Esta incapacidad de nuestros sistemas mentales para “internalizar” los efectos agregados de nuestra conducta es especialmente dramática cuando, como recuerda Acciarri, se trata de
fenómenos que evolucionan exponencialmente como sucede con el crecimiento económico pero también y con mucha mayor intensidad con los contagios epidémicos. No estamos dotados por la evolución de la capacidad para pensar en términos exponenciales.

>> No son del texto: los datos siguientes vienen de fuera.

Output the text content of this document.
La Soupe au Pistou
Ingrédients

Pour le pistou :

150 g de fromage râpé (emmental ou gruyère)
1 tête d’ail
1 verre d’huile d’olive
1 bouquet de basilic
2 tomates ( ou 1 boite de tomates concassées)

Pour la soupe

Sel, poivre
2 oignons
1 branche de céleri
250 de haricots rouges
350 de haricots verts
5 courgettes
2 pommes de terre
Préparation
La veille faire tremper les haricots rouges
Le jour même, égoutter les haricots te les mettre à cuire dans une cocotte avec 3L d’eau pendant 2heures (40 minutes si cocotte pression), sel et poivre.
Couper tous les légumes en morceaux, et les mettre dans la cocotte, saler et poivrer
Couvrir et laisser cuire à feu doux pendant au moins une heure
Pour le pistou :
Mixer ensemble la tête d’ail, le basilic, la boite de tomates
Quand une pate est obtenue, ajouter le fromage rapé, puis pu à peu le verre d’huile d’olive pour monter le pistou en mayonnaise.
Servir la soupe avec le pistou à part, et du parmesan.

Todo lo anterior no significa que los grupos humanos no hayan sido capaces de gestionar los riesgos colectivos. Al revés. La evolución cultural nos ha hecho capaces de internalizar esos efectos agregados y proceder individualmente como si esos efectos formaran parte de nuestro cálculo individual de costes y beneficios. Las sociedades humanas son grandes máquinas de asegurar el riesgo al que están sometidos sus miembros individuales.
Para ello,
como han explicado Cárdenas y otros en algunos famosos experimentos, es necesario recordar que “el individuo se comporta como un homo oeconomicus cuando le «dicen» que se porte como un homo oeconomicus”, esto es, cuando le dan incentivos para maximizar su utilidad. Ante una epidemia, lo que hay que hacer
es modificar el entorno en el que se toman las decisiones individuales. Hay que decir a los individuos que no se porten racionalmente. O, como dice Bowles, “los incentivos actúan como indicaciones a los individuos si deben actuar o no moralmente”. Si los individuos
han de actuar prosocialmente, hay que “sacarlos” del entorno de mercado porque, en ese entorno, la competencia expulsará a los que no actúen egoístamente, esto es, se produciría el resultado contrario al que logra la mano invisible de Adam Smith: una reducción del bienestar general.
Pero, como he dicho, una epidemia no está incluida entre los “entornos” en los que la evolución nos ha configurado para actuar en contra de lo que nos dicta la racionalidad, de manera que la evolución cultural ha de “tirar” de otros mecanismos de nuestra psicología para “convencernos” de que debemos evitar convertirnos en máquinas de propagación del virus. Y aquí es donde entran
las tendencias prosociales. ¿Cómo si no se explica la generalizada obediencia a una orden de permanecer en casa las veinticuatro horas del día? Se dirá que el gobierno está imponiendo multas a los que incumplen la prohibición de circular por la calle, pero – vuelvo a Cárdenas – la multa no tiene la función de desincentivar comportamientos inmorales pero racionales desde el punto de vista individual (¿cómo podría?) sino
informar de cuál es la conducta que maximiza el bienestar general de forma que, en términos de Bowles,
“actúa como complementario de la preferencia prosocial de los individuos”. Si se trata de sociedades dotadas de amplio “capital social”, el principal castigo a los incumplidores no provendrá de las multas, sino de los propios conciudadanos confinados. El Estado necesita, pues, desplegar un mínimo de actividad represiva para asegurar el cumplimiento de la orden de cuarentena.